After weeks of discussion and debate, supervisors allocated around $2.2 million toward the request. On Thursday night (April 20), the school board had to figure out how to make up the $400,000 shortfall. 

“I am absolutely committed to preserving the compensation pieces as we’ve discussed and worked hard to come up with something fair,” said Perrie Johnson (Fork Union).

The problem is, there wasn’t much in the school budget that could easily be reallocated. This led to painful debates over line items like custodian contracts and whether they could pay for half of a mandated literacy curriculum in one year and defer the rest to FY25. 

There was also a debate over the impact of shifting about $300,000 allocated to estimated increases in health insurance costs and putting it toward salary. 

While none of the members were comfortable with a scenario that might end up with employees having to pay higher premiums, Chair James Kelley (Palmyra) argued that putting an emphasis on increasing salaries benefited employees in the long run, because it not only impacted their annual earnings, it increased their eventual Social Security and Virginia Retirement System (VRS) payouts.

Superintendent Peter Gretz suggested that the board might consider taking some projected end-of-year surplus and putting that into a fund to offset health insurance increases next year. 

Kelley said that the idea felt to him like “cooking the books” by allocating surplus funds. Surpluses have usually been returned to the county at the end of the budget year. 

Johnson later countered that, by her estimation, the school board had returned $1 million in surplus funds in recent years, making a one-time holdback of $300,000 somewhat less significant. 

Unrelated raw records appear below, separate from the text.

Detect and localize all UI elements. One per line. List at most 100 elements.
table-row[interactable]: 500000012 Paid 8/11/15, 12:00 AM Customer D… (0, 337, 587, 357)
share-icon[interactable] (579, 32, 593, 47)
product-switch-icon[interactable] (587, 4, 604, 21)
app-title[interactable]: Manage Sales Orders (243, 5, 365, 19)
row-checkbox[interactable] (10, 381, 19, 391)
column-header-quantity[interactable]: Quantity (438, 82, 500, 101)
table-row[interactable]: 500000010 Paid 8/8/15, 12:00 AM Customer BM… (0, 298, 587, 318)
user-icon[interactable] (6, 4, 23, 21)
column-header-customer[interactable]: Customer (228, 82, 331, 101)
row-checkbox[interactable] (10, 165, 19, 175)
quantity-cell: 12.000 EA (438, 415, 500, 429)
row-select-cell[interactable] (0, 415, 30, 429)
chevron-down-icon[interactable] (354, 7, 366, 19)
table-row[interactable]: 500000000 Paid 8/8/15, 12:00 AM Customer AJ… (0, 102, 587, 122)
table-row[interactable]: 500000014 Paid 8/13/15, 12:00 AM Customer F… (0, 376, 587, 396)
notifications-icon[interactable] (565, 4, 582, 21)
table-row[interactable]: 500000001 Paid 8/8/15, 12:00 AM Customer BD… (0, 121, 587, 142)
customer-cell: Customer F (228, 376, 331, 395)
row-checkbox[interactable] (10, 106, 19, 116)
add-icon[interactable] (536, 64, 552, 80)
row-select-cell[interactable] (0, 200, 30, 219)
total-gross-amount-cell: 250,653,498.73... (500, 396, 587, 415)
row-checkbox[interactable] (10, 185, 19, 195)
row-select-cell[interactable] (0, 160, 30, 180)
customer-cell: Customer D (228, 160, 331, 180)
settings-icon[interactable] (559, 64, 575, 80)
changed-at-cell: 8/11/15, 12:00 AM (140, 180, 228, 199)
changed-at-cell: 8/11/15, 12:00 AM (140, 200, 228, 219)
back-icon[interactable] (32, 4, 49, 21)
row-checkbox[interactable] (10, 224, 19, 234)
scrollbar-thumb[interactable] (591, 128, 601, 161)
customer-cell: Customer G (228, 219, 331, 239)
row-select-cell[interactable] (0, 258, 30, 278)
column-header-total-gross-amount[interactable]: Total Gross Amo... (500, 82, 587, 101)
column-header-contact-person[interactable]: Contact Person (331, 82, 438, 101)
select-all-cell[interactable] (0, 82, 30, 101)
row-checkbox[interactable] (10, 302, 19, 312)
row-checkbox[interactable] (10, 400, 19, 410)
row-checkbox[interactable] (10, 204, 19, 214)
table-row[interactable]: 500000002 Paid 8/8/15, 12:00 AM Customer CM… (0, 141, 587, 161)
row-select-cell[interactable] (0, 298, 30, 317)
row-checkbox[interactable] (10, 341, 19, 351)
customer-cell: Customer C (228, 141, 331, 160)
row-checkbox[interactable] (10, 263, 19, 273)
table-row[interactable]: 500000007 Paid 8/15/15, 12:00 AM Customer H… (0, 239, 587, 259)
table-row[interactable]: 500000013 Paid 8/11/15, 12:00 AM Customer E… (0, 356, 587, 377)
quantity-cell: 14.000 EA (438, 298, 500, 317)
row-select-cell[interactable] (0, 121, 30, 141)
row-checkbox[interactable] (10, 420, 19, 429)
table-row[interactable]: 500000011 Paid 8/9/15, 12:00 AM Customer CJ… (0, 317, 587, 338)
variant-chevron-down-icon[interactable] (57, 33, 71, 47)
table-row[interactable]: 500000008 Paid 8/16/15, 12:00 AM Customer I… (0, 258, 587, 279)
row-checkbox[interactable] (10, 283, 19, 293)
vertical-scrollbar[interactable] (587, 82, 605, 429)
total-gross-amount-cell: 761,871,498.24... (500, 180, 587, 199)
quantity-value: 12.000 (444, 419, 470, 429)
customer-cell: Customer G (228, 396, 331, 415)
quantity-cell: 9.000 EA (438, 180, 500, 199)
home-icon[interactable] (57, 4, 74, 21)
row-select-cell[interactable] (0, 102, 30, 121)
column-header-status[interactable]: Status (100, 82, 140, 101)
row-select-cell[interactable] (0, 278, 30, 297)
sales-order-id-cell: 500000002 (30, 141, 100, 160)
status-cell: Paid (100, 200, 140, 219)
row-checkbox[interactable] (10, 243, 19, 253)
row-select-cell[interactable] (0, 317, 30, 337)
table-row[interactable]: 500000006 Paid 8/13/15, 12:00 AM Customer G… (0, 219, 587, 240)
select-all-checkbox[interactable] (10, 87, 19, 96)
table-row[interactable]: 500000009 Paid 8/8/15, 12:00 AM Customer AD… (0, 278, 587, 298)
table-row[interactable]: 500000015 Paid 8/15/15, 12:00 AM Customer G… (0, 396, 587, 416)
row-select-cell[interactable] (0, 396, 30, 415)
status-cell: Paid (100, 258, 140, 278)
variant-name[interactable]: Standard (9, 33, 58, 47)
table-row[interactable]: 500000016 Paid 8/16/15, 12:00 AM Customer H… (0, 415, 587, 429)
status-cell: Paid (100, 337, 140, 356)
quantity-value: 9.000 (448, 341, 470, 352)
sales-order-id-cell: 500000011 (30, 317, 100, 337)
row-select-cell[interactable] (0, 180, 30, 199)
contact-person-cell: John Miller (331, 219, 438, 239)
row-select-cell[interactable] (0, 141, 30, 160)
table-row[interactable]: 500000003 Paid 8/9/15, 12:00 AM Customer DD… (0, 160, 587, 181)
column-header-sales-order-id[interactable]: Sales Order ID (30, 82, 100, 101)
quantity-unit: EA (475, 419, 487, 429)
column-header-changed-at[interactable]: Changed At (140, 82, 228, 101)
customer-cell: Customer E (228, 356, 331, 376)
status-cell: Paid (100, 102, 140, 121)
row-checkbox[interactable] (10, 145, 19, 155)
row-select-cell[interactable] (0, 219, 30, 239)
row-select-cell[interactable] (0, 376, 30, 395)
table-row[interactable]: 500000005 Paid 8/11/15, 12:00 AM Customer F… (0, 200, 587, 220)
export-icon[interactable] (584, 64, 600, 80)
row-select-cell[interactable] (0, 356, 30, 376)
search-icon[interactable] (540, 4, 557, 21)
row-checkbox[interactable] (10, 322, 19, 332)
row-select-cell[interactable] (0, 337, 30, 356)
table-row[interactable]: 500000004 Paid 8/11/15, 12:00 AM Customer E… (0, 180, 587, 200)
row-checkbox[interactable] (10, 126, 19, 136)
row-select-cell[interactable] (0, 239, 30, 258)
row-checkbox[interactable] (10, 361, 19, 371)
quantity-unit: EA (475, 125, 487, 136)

Complicating all these issues is the lack of clarity from the state. With legislators in Richmond still deadlocked over the budget, school districts can only guess at how much – or how little – is coming their way. When those state figures finally come in, it is possible that the budget could be fully funded with no changes needed. 

Johnson eventually moved that the board make up the shortfall using $165,000 in retention bonuses, $140,000 from the literary curriculum fund, $18,000 from custodian contracts, and $294,363 from health insurance.

“I am still struggling with the literary piece,” said Kelley. “We told the supervisors we were going to work on that.” But while he found it “problematic,” he was unwilling to hold the budget hostage as a result.

In the end, the board voted 3-2 to approve an FY24 budget of $53,240,498. As with the initial budget proposal in February, Andrew Pullen (Columbia) and Charles Rittenhouse (Cunningham) voted against the finalized budget.

Code of conduct

Another long-running discussion came to an end during the meeting as the members finally approved the Code of Conduct.

Pullen continued his opposition to some of the provisions in the code, including one that stated board members would “bring about changes through legal and ethical procedures, upholding and enforcing all laws, state regulations, and court orders pertaining to schools.” He argued that he would not enforce executive orders or laws that he did not personally believe were ethical.

He ended up voting against the Code of Conduct, which passed on a vote of 4-1.

Scheduling controversy

On April 10, Pullen posted on his official Facebook account that, “this is the second time in two months that regularly scheduled school board meetings have been rescheduled with little notice and without communicating with the Columbia or Cunningham District Representatives. This has been an ongoing issue for at least two years and it must stop now!”

Kelley apologized to both men for the oversight during the meeting. “My goal is never to eliminate voices from the table,” he said. “We’re so much better as a board when every single one of us is here.”